The incidence and mortality rate of lung FHPI solubility dmso cancer in China urban populations have reached the number one among malignant tumors. Although the incidence and death rate of lung cancer is now declining in men, the incidence and death rate in women continues to increase. So in this sense it is more important to study the impact factors of lung cancer in female population. Adenocarcinoma accounts
for about 40% of all lung cancer, with a higher incidence in women. It is the most frequent subtype occurring in those who have never smoked. The epidemiologic characteristics and risk factors of lung cancer in nonsmokers are not clear. As we know, many lung cancer patients didn’t have the history of smoking and a lot of smokers didn’t AZD1152 mouse develop lung cancer [1], suggesting that host susceptibility factors may play an important role in this disease. Recent genetic Selleck CHIR98014 susceptibility studies of cancer have focused on single nucleotide polymorphisms (SNPs) in candidate genes, among which DNA repair
genes are increasingly studied because of their critical role in maintaining genome integrity.
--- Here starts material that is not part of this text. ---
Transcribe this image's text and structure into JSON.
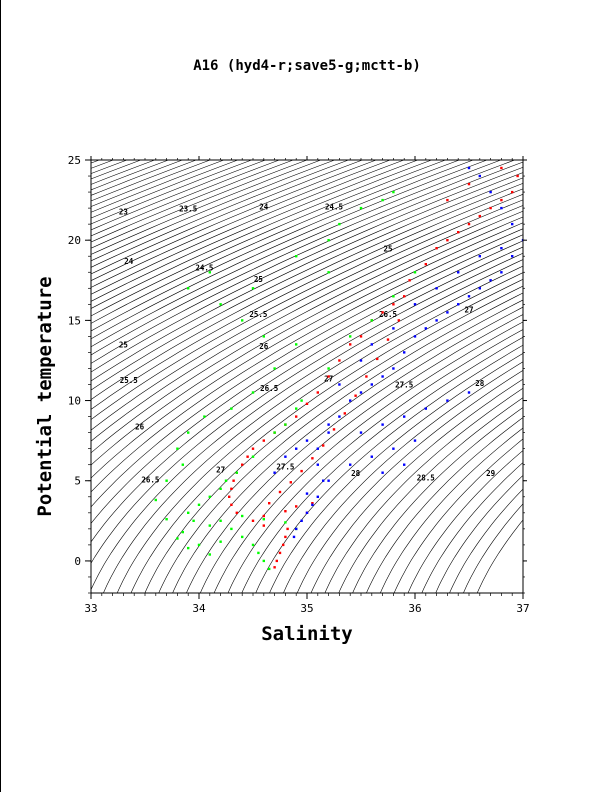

Excision repair cross-complimentary group 1 and group 2 (ERCC1 and ERCC2) are the important DNA repair genes, playing critical roles in nucleotide excision repair (NER) pathway which is the most important system to repair a wide variety of structurally DNA lesions, including bulky adducts, cross-links [2], oxidative DNA damage, thymidine dimmers [3]and alkylating damage [4]. The two genes are all located in chromosome 19q13.2-13.3. ERCC2 codes for an evolutionarily conserved helicase, a subunit of TFIIH complex which is essential for transcription and NER. ERCC1 protein is responsible for recognition of DNA damage and removal of the damaged nucleotides in NER. SNPs in exons of DNA repair genes may influence their protein activity, resulting in differences of individual NER and
selleck chemical DNA repair capacity (DRC) that may affect the susceptibility of lung cancer. So we selected the common SNPs in exons of ERCC2 and ERCC1 gene and with the frequency of heterozygosity >5% in the present study. The common polymorphism of ERCC1 gene is at codon 118 (C > T substitution at exon 4, without amino acid change–Asn/Asn, rs11615). The common polymorphisms of ERCC2 gene is at codon 751 (A > C substitution at nucleotide position 35931, exon 23, Lys>Gln, rs13181) and codon 312 (G >A substitution at position 23951, exon 10, Asp>Asn, rs1799793). The polymorphisms at codon 312 and 751 have been studied extensively for their potential implication in cancer risk. The effect of the ERCC2 and ERCC1 polymorphisms, and also of the haplotypes encompassing these two genes, on susceptibility of lung adenocarcinoma in non-smoking females has not been reported so far.